Я зарываюсь рукой в волосы. Скальп горяч и колок.
— Заткнись!
— Я бы сказал ей одно короткое слово. Это просто, тебе нужно использовать такой метод время от времени. Произнеси вместе со мной. Нет.
— Привет, — с улыбкой произносит Дэнни, вставая в очередь.
— Нет. Привет, — я надеваю на лицо свою самую солнечную улыбку. Надеюсь, на его светлой серебристой коже есть крем от загара, — Хорошо, что ты пришел. Полагаю, сыграть в пейнтбол – это прекрасный способ отметить последний рабочий день.
— Ага, будет весело. Митчелл сказал, я не обязан приходить, но мне самому хотелось. К тому же ребята из отдела пригласили меня на прощальный обед.
Бóльшую часть этого я знаю, всю неделю мы слали друг другу мейлы, и я помогала Дэнни отнести несколько коробок к его машине. Маленькая иконка в виде конвертика на панели инструментов вызывала у меня легкие приступы возбуждения. Все утро меня бросало в жар от беспокойства. Совсем потеряла голову. Я определенно близка к кризису.
— Расписку, — встревает Чон.
Дэнни протягивает ему листок, не отрывая от меня взгляда, и говорит:
— Мне нравится, как у тебя сегодня уложены волосы.
Польщенная, я пригибаю голову. Это правильное замечание в мой адрес. Я до смешного тщеславна, когда речь идет о моих волосах. Кондиционер, которым я пользуюсь, стоит, наверное, дороже кокаина.
— Спасибо, они немного растрепались. Думаю, еще не совсем высохли.
— Ну, мне нравится, как они растрепались, — Дэнни прикасается к кудрявому локону, который примостился у меня на плече. Мы встречаемся взглядами и начинаем смеяться.

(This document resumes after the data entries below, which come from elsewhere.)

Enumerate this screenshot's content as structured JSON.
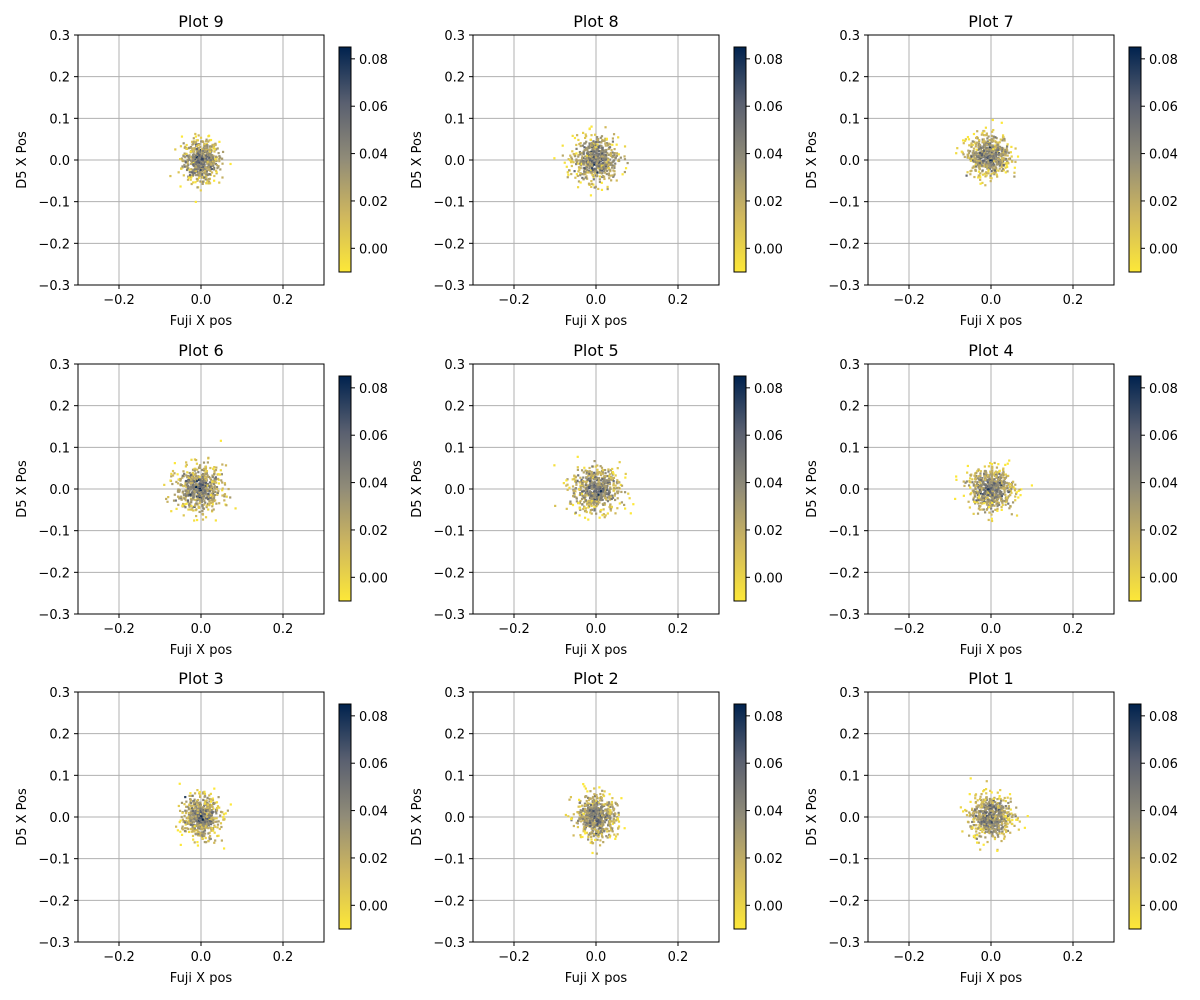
{
  "chart_data": [
    {
      "type": "scatter",
      "title": "Plot 9",
      "xlabel": "Fuji X pos",
      "ylabel": "D5 X Pos",
      "xlim": [
        -0.3,
        0.3
      ],
      "ylim": [
        -0.3,
        0.3
      ],
      "xticks": [
        -0.2,
        0.0,
        0.2
      ],
      "yticks": [
        -0.3,
        -0.2,
        -0.1,
        0.0,
        0.1,
        0.2,
        0.3
      ],
      "colorbar": {
        "min": -0.01,
        "max": 0.085,
        "ticks": [
          0.0,
          0.02,
          0.04,
          0.06,
          0.08
        ],
        "colormap": "cividis_r"
      },
      "grid": true,
      "points": {
        "count": 600,
        "center": [
          0.0,
          0.0
        ],
        "spread_x": 0.022,
        "spread_y": 0.025
      }
    },
    {
      "type": "scatter",
      "title": "Plot 8",
      "xlabel": "Fuji X pos",
      "ylabel": "D5 X Pos",
      "xlim": [
        -0.3,
        0.3
      ],
      "ylim": [
        -0.3,
        0.3
      ],
      "xticks": [
        -0.2,
        0.0,
        0.2
      ],
      "yticks": [
        -0.3,
        -0.2,
        -0.1,
        0.0,
        0.1,
        0.2,
        0.3
      ],
      "colorbar": {
        "min": -0.01,
        "max": 0.085,
        "ticks": [
          0.0,
          0.02,
          0.04,
          0.06,
          0.08
        ],
        "colormap": "cividis_r"
      },
      "grid": true,
      "points": {
        "count": 600,
        "center": [
          0.0,
          0.0
        ],
        "spread_x": 0.027,
        "spread_y": 0.027
      }
    },
    {
      "type": "scatter",
      "title": "Plot 7",
      "xlabel": "Fuji X pos",
      "ylabel": "D5 X Pos",
      "xlim": [
        -0.3,
        0.3
      ],
      "ylim": [
        -0.3,
        0.3
      ],
      "xticks": [
        -0.2,
        0.0,
        0.2
      ],
      "yticks": [
        -0.3,
        -0.2,
        -0.1,
        0.0,
        0.1,
        0.2,
        0.3
      ],
      "colorbar": {
        "min": -0.01,
        "max": 0.085,
        "ticks": [
          0.0,
          0.02,
          0.04,
          0.06,
          0.08
        ],
        "colormap": "cividis_r"
      },
      "grid": true,
      "points": {
        "count": 600,
        "center": [
          -0.005,
          0.01
        ],
        "spread_x": 0.026,
        "spread_y": 0.024
      }
    },
    {
      "type": "scatter",
      "title": "Plot 6",
      "xlabel": "Fuji X pos",
      "ylabel": "D5 X Pos",
      "xlim": [
        -0.3,
        0.3
      ],
      "ylim": [
        -0.3,
        0.3
      ],
      "xticks": [
        -0.2,
        0.0,
        0.2
      ],
      "yticks": [
        -0.3,
        -0.2,
        -0.1,
        0.0,
        0.1,
        0.2,
        0.3
      ],
      "colorbar": {
        "min": -0.01,
        "max": 0.085,
        "ticks": [
          0.0,
          0.02,
          0.04,
          0.06,
          0.08
        ],
        "colormap": "cividis_r"
      },
      "grid": true,
      "points": {
        "count": 600,
        "center": [
          -0.005,
          0.0
        ],
        "spread_x": 0.028,
        "spread_y": 0.027
      }
    },
    {
      "type": "scatter",
      "title": "Plot 5",
      "xlabel": "Fuji X pos",
      "ylabel": "D5 X Pos",
      "xlim": [
        -0.3,
        0.3
      ],
      "ylim": [
        -0.3,
        0.3
      ],
      "xticks": [
        -0.2,
        0.0,
        0.2
      ],
      "yticks": [
        -0.3,
        -0.2,
        -0.1,
        0.0,
        0.1,
        0.2,
        0.3
      ],
      "colorbar": {
        "min": -0.01,
        "max": 0.085,
        "ticks": [
          0.0,
          0.02,
          0.04,
          0.06,
          0.08
        ],
        "colormap": "cividis_r"
      },
      "grid": true,
      "points": {
        "count": 600,
        "center": [
          0.0,
          0.0
        ],
        "spread_x": 0.03,
        "spread_y": 0.027
      }
    },
    {
      "type": "scatter",
      "title": "Plot 4",
      "xlabel": "Fuji X pos",
      "ylabel": "D5 X Pos",
      "xlim": [
        -0.3,
        0.3
      ],
      "ylim": [
        -0.3,
        0.3
      ],
      "xticks": [
        -0.2,
        0.0,
        0.2
      ],
      "yticks": [
        -0.3,
        -0.2,
        -0.1,
        0.0,
        0.1,
        0.2,
        0.3
      ],
      "colorbar": {
        "min": -0.01,
        "max": 0.085,
        "ticks": [
          0.0,
          0.02,
          0.04,
          0.06,
          0.08
        ],
        "colormap": "cividis_r"
      },
      "grid": true,
      "points": {
        "count": 600,
        "center": [
          0.0,
          0.0
        ],
        "spread_x": 0.028,
        "spread_y": 0.025
      }
    },
    {
      "type": "scatter",
      "title": "Plot 3",
      "xlabel": "Fuji X pos",
      "ylabel": "D5 X Pos",
      "xlim": [
        -0.3,
        0.3
      ],
      "ylim": [
        -0.3,
        0.3
      ],
      "xticks": [
        -0.2,
        0.0,
        0.2
      ],
      "yticks": [
        -0.3,
        -0.2,
        -0.1,
        0.0,
        0.1,
        0.2,
        0.3
      ],
      "colorbar": {
        "min": -0.01,
        "max": 0.085,
        "ticks": [
          0.0,
          0.02,
          0.04,
          0.06,
          0.08
        ],
        "colormap": "cividis_r"
      },
      "grid": true,
      "points": {
        "count": 600,
        "center": [
          0.0,
          0.0
        ],
        "spread_x": 0.022,
        "spread_y": 0.025
      }
    },
    {
      "type": "scatter",
      "title": "Plot 2",
      "xlabel": "Fuji X pos",
      "ylabel": "D5 X Pos",
      "xlim": [
        -0.3,
        0.3
      ],
      "ylim": [
        -0.3,
        0.3
      ],
      "xticks": [
        -0.2,
        0.0,
        0.2
      ],
      "yticks": [
        -0.3,
        -0.2,
        -0.1,
        0.0,
        0.1,
        0.2,
        0.3
      ],
      "colorbar": {
        "min": -0.01,
        "max": 0.085,
        "ticks": [
          0.0,
          0.02,
          0.04,
          0.06,
          0.08
        ],
        "colormap": "cividis_r"
      },
      "grid": true,
      "points": {
        "count": 600,
        "center": [
          0.0,
          0.0
        ],
        "spread_x": 0.025,
        "spread_y": 0.026
      }
    },
    {
      "type": "scatter",
      "title": "Plot 1",
      "xlabel": "Fuji X pos",
      "ylabel": "D5 X Pos",
      "xlim": [
        -0.3,
        0.3
      ],
      "ylim": [
        -0.3,
        0.3
      ],
      "xticks": [
        -0.2,
        0.0,
        0.2
      ],
      "yticks": [
        -0.3,
        -0.2,
        -0.1,
        0.0,
        0.1,
        0.2,
        0.3
      ],
      "colorbar": {
        "min": -0.01,
        "max": 0.085,
        "ticks": [
          0.0,
          0.02,
          0.04,
          0.06,
          0.08
        ],
        "colormap": "cividis_r"
      },
      "grid": true,
      "points": {
        "count": 600,
        "center": [
          0.0,
          0.0
        ],
        "spread_x": 0.025,
        "spread_y": 0.026
      }
    }
  ]
}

— Могу поспорить, так и есть, негодник, — я качаю головой.
— Передай ей деньги и садись в автобус, — медленно произносит Чонгук, как будто Дэнни совсем уж простачок.
Они обмениваются недружелюбными взглядами. Я беру у парня двадцатку и одариваю его улыбкой цвета «Огнемет».
— Будем в одной команде?
— Да, — говорю я, а Чон в один голос со мной рычит: «Нет». Он действительно поднаторел в произнесении этого слова.
— Команды сформированы заранее! — рявкает он, и Дэнни бросает на него взгляд, который ясно говорит: «Что за козел?»
— Я надеялся... — начинает Дэнни, но Чонгук стреляет в него ответным взглядом: «Что бы ты ни затеял, ничего не выйдет».
Последний человек в очереди отдает мне деньги, и мы остаемся стоять в тумане какого-то странного напряжения.